🤖 AI Summary
This work addresses the underutilization of multimodal local features in RGB-D indoor scene recognition by proposing a dynamic graph neural network approach. The method employs an adaptive node selection mechanism to extract salient local features from both RGB and depth modalities, constructs a hierarchical graph structure based on spatial relationships among objects, and leverages an attention mechanism to dynamically update graph connections for effective cross-modal feature fusion. Experimental results on the SUN RGB-D and NYU Depth v2 datasets demonstrate that the proposed approach significantly outperforms existing state-of-the-art methods, validating its capability to adaptively discover and integrate discriminative local features from dual modalities.
📝 Abstract
Multi-modality of color and depth, i.e., RGB-D, is of great importance in recent research of indoor scene recognition. In this kind of data representation, depth map is able to describe the 3D structure of scenes and geometric relations among objects. Previous works showed that local features of both modalities are vital for promotion of recognition accuracy.
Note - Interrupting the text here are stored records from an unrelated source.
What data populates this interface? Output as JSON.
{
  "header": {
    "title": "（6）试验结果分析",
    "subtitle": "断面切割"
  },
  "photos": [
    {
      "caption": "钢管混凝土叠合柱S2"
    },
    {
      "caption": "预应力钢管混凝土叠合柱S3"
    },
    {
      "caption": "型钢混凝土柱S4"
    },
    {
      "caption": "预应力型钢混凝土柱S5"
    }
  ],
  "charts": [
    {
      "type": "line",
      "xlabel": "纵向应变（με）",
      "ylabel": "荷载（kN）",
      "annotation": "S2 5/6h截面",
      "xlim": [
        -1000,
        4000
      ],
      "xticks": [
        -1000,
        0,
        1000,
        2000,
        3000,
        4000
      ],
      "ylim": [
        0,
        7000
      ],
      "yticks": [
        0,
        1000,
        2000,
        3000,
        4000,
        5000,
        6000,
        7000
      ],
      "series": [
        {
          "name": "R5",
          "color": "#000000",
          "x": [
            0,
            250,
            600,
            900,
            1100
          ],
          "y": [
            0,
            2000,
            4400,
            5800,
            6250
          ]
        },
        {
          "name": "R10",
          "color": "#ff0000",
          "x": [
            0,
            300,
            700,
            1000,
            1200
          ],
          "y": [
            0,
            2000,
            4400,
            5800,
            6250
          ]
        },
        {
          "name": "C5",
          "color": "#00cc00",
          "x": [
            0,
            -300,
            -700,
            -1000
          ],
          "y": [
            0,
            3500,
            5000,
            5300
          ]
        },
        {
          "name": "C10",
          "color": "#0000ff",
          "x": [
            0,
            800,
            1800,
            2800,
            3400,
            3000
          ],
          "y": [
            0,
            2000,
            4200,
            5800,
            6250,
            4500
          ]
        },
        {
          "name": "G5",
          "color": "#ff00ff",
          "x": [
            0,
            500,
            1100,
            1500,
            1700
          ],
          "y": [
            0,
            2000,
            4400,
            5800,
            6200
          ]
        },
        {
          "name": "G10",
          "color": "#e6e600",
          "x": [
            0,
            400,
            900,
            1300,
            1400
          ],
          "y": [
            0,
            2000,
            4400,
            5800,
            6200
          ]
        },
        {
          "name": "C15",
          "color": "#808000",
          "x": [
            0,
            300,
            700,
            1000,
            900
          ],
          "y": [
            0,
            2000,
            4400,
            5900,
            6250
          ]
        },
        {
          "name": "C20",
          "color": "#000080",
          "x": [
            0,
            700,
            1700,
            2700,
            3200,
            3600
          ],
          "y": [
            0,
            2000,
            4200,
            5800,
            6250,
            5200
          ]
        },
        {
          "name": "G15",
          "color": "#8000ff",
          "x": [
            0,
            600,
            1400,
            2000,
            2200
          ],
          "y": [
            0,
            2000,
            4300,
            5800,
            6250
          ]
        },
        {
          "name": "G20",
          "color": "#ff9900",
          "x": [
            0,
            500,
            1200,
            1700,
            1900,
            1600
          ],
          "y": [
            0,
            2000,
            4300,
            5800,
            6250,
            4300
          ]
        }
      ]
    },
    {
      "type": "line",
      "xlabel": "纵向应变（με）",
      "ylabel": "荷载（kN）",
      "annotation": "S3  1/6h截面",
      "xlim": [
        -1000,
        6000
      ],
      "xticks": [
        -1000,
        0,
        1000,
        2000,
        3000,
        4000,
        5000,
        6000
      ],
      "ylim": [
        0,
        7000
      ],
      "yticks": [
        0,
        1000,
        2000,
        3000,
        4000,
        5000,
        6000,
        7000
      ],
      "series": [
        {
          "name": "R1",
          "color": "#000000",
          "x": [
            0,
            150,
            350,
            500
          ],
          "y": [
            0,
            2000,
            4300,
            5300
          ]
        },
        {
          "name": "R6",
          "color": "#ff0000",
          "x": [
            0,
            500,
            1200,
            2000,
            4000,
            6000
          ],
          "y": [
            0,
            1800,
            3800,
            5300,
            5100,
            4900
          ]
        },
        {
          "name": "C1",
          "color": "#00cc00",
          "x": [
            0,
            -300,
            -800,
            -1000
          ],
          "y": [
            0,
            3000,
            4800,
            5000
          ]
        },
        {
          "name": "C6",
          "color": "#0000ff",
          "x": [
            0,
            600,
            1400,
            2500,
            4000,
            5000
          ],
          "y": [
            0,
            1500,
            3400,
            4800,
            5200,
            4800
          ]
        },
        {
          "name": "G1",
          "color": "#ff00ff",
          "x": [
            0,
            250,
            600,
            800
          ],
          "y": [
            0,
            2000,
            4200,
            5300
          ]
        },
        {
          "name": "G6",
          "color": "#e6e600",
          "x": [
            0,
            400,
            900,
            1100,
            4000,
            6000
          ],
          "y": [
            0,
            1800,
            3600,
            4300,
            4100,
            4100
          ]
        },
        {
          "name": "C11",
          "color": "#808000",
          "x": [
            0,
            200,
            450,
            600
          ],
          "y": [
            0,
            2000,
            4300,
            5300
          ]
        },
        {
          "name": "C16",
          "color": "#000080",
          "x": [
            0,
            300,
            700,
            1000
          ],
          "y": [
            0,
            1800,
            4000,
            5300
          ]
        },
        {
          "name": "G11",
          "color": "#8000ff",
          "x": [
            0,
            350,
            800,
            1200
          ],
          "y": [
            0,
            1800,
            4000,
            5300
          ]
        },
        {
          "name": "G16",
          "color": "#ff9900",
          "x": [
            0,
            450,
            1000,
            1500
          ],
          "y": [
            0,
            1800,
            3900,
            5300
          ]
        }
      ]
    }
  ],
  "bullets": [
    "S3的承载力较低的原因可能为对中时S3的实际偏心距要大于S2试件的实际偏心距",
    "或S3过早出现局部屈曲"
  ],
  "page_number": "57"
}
However, the problem of adaptive selection and effective exploitation on these key local features remains open in this field. In this paper, a dynamic graph model is proposed with adaptive node selection mechanism to solve the above problem. In this model, a dynamic graph is built up to model the relations among objects and scene, and a method of adaptive node selection is proposed to take key local features from both modalities of RGB and depth for graph modeling. After that, these nodes are grouped by three different levels, representing near or far relations among objects. Moreover, the graph model is updated dynamically according to attention weights. Finally, the updated and optimized features of RGB and depth modalities are fused together for indoor scene recognition. Experiments are performed on public datasets including SUN RGB-D and NYU Depth v2. Extensive results demonstrate that our method has superior performance when comparing to state-of-the-arts methods, and show that the proposed method is able to exploit crucial local features from both modalities of RGB and depth.